Scientists are the ones studying the situation to find statements that anyone looking at the evidence would have to agree with — that’s what science is. People disagreeing with science have to ignore the evidence to be able to disagree, and also, they run to a scientist the moment they feel sick, and beg for help. So I call bull---- on them, as hypocrites.

Then, after conservation, these projects proposed to bring in more water to the Great Salt Lake, from the Pacific or from deep underground: yes, study them, for sure! Why not? We are moving into climate change such that the American West may experience megadroughts, and yet we will still want to live here, so some big engineering projects may be in order.

Piping seawater to the Great Salt Lake seems like a good idea to me. It might even be the start of something more extensive, you never know. Sea level will be rising fast. Anything that lowers it would be appreciated. There are a lot of dry lake basins in this world (the Tarim, Lahontan, etc.) Who knows?

I know these ideas are huge and half-baked, such that some are impossible, others very expensive, etc. But: welcome to the Anthropocene! We’ll be doing many experimental things to try to dodge the mass extinction event we’ve already begun. Some of them might be crucially helpful. The 21st and 22nd centuries are not going to resemble any of the previous centuries of human history, because we’re going to be trying to come into a healthy balance with the biosphere. After having damaged it quite badly.

Is there a dark side to dreaming up a future where we can cope with global warming with big projects?

This is sometimes called “the moral hazard” — that if you think there will be a “big fix” later on, you can ignore all the little fixes you should start on right now. That was a real hazard in 1990, maybe, but now we’re in that “all hands on deck” moment I described.

So, the first thing to say is, we can’t fully cope with or dispense with global warming, no matter what we do. We’ve already started a catastrophe. Now the project is to minimize that catastrophe by every means we can think up, and also do, in the real world.

The immediate danger here is pushing the biosphere over tipping points into a runaway greenhouse effect, which would run away to a “Hothouse Earth” in which there is no ice on the planet. There’s nothing we could do to claw back from that runaway if it gets going strongly. And we are very, very close to that point.

Look up the paper on “Planetary Boundaries” (Rockstrom and Steffen, Nature magazine 2009) to see the parameters, or planetary boundaries, that we are breaking now. It is an eye-opener.

I read a quote from you recently where you said “Mars is irrelevant to us now,” which seems like a substantial statement from the author of books on settling Mars. Is humanity’s space dream dead?

Yes, as one of the great living Martians, I can say with full (fake) authority that Mars is irrelevant to us now. We have to get humanity into a good balance with Earth’s biosphere. That is so important it should take all our attention and efforts.

The idea that Mars is somehow a bolt-hole for rich people to escape to, or a second basket to keep some eggs in just in case we kill ourselves here — these are bad science fiction stories, in that they are fantasies in disguise.

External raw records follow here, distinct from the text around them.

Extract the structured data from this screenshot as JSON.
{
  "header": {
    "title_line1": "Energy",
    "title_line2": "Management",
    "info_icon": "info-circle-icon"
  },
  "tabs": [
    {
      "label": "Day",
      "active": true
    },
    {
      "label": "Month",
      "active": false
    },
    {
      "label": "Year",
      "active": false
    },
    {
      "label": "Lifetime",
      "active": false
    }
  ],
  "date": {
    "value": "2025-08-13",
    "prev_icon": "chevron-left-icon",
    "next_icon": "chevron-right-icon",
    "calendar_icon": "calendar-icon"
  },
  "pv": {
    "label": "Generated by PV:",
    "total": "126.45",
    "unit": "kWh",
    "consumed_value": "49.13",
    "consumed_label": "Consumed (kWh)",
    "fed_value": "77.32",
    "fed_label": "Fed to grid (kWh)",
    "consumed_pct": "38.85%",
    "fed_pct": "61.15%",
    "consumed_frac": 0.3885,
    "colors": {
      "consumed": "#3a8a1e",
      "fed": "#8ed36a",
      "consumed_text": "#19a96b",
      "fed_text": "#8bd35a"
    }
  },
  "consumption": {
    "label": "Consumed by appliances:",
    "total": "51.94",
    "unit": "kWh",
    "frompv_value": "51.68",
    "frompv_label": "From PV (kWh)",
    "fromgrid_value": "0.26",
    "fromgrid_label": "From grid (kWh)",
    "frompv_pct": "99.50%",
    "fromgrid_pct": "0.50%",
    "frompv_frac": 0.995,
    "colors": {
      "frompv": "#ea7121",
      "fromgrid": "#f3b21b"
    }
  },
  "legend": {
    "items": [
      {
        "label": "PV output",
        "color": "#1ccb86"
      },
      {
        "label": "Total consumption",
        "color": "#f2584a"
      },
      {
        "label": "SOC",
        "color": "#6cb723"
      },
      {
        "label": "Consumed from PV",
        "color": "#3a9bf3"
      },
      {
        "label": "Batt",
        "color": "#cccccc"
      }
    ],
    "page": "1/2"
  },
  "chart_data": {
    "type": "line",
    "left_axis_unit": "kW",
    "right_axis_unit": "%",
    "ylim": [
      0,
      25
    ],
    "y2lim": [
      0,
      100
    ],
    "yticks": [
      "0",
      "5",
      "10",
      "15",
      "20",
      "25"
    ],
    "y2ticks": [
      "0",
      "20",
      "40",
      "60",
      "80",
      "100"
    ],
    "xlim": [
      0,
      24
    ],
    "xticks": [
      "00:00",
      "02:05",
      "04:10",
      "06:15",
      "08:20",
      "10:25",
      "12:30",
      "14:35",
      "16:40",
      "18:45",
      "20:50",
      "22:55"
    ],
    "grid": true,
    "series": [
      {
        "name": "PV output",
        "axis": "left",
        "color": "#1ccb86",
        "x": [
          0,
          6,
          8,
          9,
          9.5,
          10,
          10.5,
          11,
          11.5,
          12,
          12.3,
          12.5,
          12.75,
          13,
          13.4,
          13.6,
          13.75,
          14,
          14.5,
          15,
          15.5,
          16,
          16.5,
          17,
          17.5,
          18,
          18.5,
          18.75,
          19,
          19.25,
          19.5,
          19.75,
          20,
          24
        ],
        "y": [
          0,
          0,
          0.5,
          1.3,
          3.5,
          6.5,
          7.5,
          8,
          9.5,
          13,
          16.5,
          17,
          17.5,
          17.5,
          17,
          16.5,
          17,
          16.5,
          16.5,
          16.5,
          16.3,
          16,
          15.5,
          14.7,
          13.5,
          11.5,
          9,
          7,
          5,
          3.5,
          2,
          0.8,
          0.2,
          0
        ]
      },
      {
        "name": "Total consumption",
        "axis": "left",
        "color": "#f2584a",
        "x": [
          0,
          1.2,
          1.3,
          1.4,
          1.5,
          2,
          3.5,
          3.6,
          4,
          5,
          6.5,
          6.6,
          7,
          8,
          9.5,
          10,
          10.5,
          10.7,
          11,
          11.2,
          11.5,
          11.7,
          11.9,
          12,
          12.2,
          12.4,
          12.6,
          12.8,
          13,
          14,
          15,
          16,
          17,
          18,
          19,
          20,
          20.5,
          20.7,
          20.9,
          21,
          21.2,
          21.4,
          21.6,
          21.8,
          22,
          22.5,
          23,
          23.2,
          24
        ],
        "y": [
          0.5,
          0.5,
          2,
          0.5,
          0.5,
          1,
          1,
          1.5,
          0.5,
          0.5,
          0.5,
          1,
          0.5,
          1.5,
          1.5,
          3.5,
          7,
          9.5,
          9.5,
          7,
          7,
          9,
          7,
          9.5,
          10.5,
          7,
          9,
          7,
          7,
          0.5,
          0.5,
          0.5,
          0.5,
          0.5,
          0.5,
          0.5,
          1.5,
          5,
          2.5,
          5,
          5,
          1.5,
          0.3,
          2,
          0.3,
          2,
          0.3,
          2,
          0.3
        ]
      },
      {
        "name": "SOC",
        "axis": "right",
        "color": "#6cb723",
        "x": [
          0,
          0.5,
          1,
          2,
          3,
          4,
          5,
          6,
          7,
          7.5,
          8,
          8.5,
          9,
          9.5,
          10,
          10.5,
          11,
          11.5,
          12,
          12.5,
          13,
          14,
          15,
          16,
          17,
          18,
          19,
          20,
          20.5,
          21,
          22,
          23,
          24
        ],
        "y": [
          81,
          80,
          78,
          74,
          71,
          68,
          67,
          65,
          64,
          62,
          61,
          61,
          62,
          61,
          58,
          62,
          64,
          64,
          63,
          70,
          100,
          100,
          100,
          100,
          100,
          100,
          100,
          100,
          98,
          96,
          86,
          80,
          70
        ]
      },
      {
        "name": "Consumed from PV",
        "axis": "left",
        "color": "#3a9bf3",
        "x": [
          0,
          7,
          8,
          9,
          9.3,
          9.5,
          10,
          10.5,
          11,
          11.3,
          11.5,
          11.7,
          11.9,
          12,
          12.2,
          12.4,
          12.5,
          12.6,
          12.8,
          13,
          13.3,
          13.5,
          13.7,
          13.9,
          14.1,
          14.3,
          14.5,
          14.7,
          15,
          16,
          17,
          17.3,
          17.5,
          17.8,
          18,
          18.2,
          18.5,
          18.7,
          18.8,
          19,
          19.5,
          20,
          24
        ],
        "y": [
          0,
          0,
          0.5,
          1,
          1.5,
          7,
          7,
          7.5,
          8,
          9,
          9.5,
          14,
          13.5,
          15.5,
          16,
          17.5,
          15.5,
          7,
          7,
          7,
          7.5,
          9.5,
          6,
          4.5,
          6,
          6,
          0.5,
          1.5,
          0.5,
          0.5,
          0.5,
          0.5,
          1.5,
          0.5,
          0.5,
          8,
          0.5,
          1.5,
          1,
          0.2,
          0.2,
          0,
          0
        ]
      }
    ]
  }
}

If we create a civilization in good balance with Earth’s biosphere, with a roughly steady population, all living well, then thinking about Mars will become appropriate. It will be a kind of reward or prize for us doing well. As such, we could consider terraforming Mars as a great project for the 23rd century, undertaken by a healthy civilization here on Earth. That would be cool. But in 2023: irrelevant!